Para validar a tese, a equipe analisou dados públicos de 125 sismômetros localizados no sul da Califórnia durante a reentrada do módulo orbital chinês Shenzhou-15, ocorrida em abril de 2024. A estrutura cruzou o céu entre Mach 25 e Mach 30. Ao cruzar o tempo de chegada e a intensidade das ondas sonoras convertidas em vibração terrestre, os cientistas conseguiram recalcular a velocidade, altitude, direção e o nível de fragmentação da nave. O teste revelou que o ponto real de reentrada estava 40 quilômetros ao sul do local estimado pelos dados orbitais tradicionais.
Duas tecnologias para acompanhar o mesmo problema
As duas propostas não se anulam, mas se somam de maneira estratégica para criar um ecossistema completo de monitoramento orbital e atmosférico.

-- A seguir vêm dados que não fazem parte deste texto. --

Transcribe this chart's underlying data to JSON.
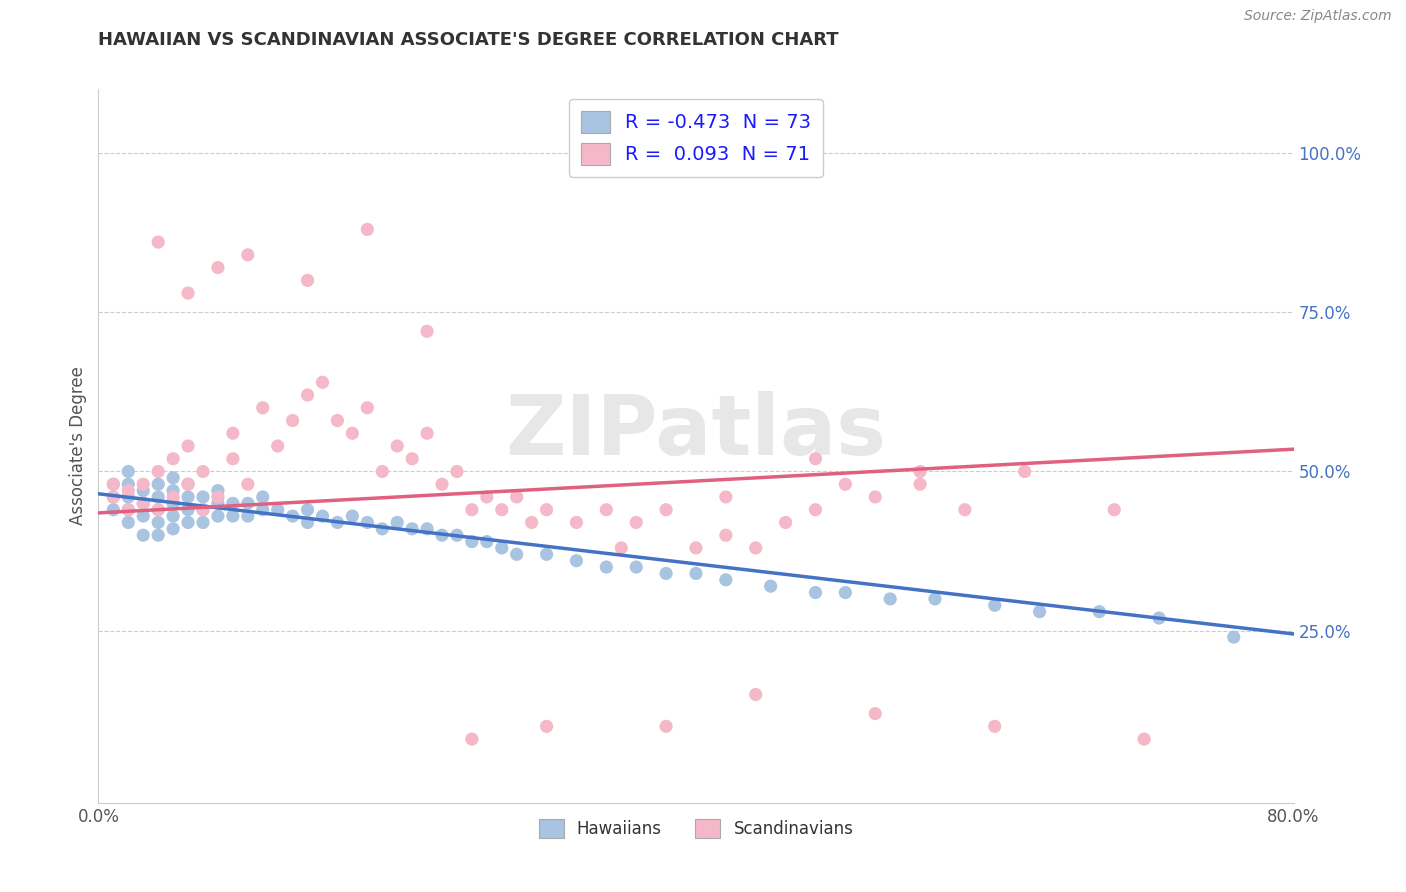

As principais vantagens dessa abordagem integrada incluem:
- Aproveitamento de infraestrutura existente: Elimina a necessidade de construir dispendiosas redes globais do zero, utilizando radiotelescópios e redes sísmicas já operacionais.

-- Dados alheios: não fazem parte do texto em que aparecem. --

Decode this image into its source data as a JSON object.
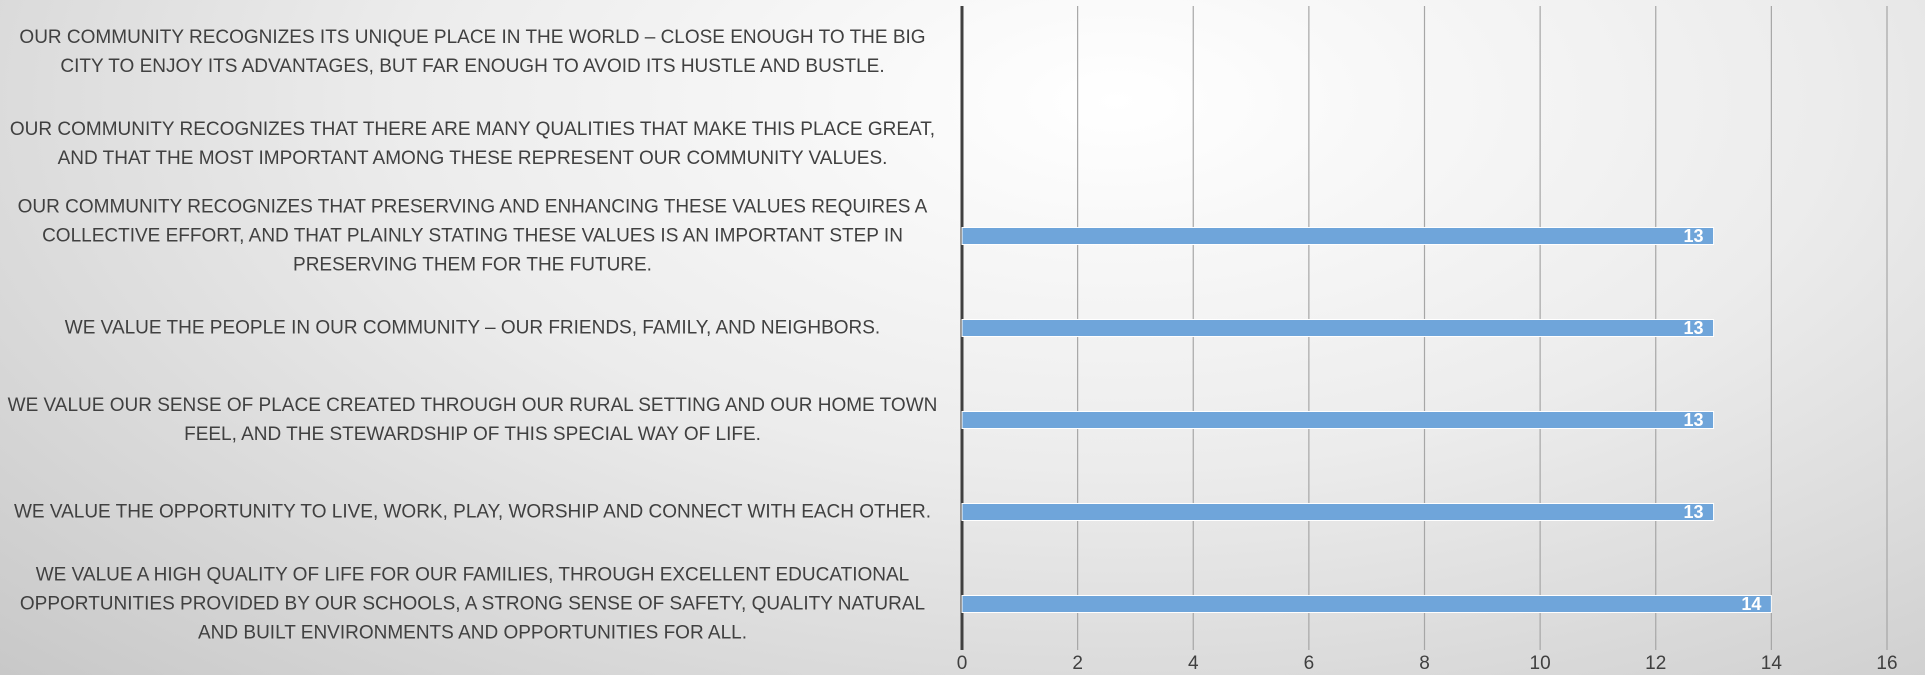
{
  "chart_data": {
    "type": "bar",
    "orientation": "horizontal",
    "categories": [
      "OUR COMMUNITY RECOGNIZES ITS UNIQUE PLACE IN THE WORLD – CLOSE ENOUGH TO THE BIG CITY TO ENJOY ITS ADVANTAGES, BUT FAR ENOUGH TO AVOID ITS HUSTLE AND BUSTLE.",
      "OUR COMMUNITY RECOGNIZES THAT THERE ARE MANY QUALITIES THAT MAKE THIS PLACE GREAT, AND THAT THE MOST IMPORTANT AMONG THESE REPRESENT OUR COMMUNITY VALUES.",
      "OUR COMMUNITY RECOGNIZES THAT PRESERVING AND ENHANCING THESE VALUES REQUIRES A COLLECTIVE EFFORT, AND THAT PLAINLY STATING THESE VALUES IS AN IMPORTANT STEP IN PRESERVING THEM FOR THE FUTURE.",
      "WE VALUE THE PEOPLE IN OUR COMMUNITY – OUR FRIENDS, FAMILY, AND NEIGHBORS.",
      "WE VALUE OUR SENSE OF PLACE CREATED THROUGH OUR RURAL SETTING AND OUR HOME TOWN FEEL, AND THE STEWARDSHIP OF THIS SPECIAL WAY OF LIFE.",
      "WE VALUE THE OPPORTUNITY TO LIVE, WORK, PLAY, WORSHIP AND CONNECT WITH EACH OTHER.",
      "WE VALUE A HIGH QUALITY OF LIFE FOR OUR FAMILIES, THROUGH EXCELLENT EDUCATIONAL OPPORTUNITIES PROVIDED BY OUR SCHOOLS, A STRONG SENSE OF SAFETY, QUALITY NATURAL AND BUILT ENVIRONMENTS AND OPPORTUNITIES FOR ALL."
    ],
    "values": [
      null,
      null,
      13,
      13,
      13,
      13,
      14
    ],
    "color": "#6fa5da",
    "xlim": [
      0,
      16
    ],
    "xticks": [
      0,
      2,
      4,
      6,
      8,
      10,
      12,
      14,
      16
    ],
    "grid": true
  }
}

- Monitoramento em tempo real: O método sísmico, publicado na revista Science, permite reconstruir o evento de reentrada em apenas cem segundos após a ocorrência.
- Precisão ponta a ponta: Os radiotelescópios garantem a vigilância contínua na órbita alta, enquanto os sismômetros cobrem a fase crítica de fragmentação atmosférica.
Com o crescimento acelerado da exploração espacial e o lançamento contínuo de novas constelações de satélites, gerenciar o tráfego em órbita tornou-se uma prioridade urgente. As pesquisas demonstram que a resposta para proteger a Terra e nossos ativos espaciais não exige necessariamente o envio de novas ferramentas ao espaço, mas sim o uso inteligente e criativo da tecnologia que já temos instalada em solo.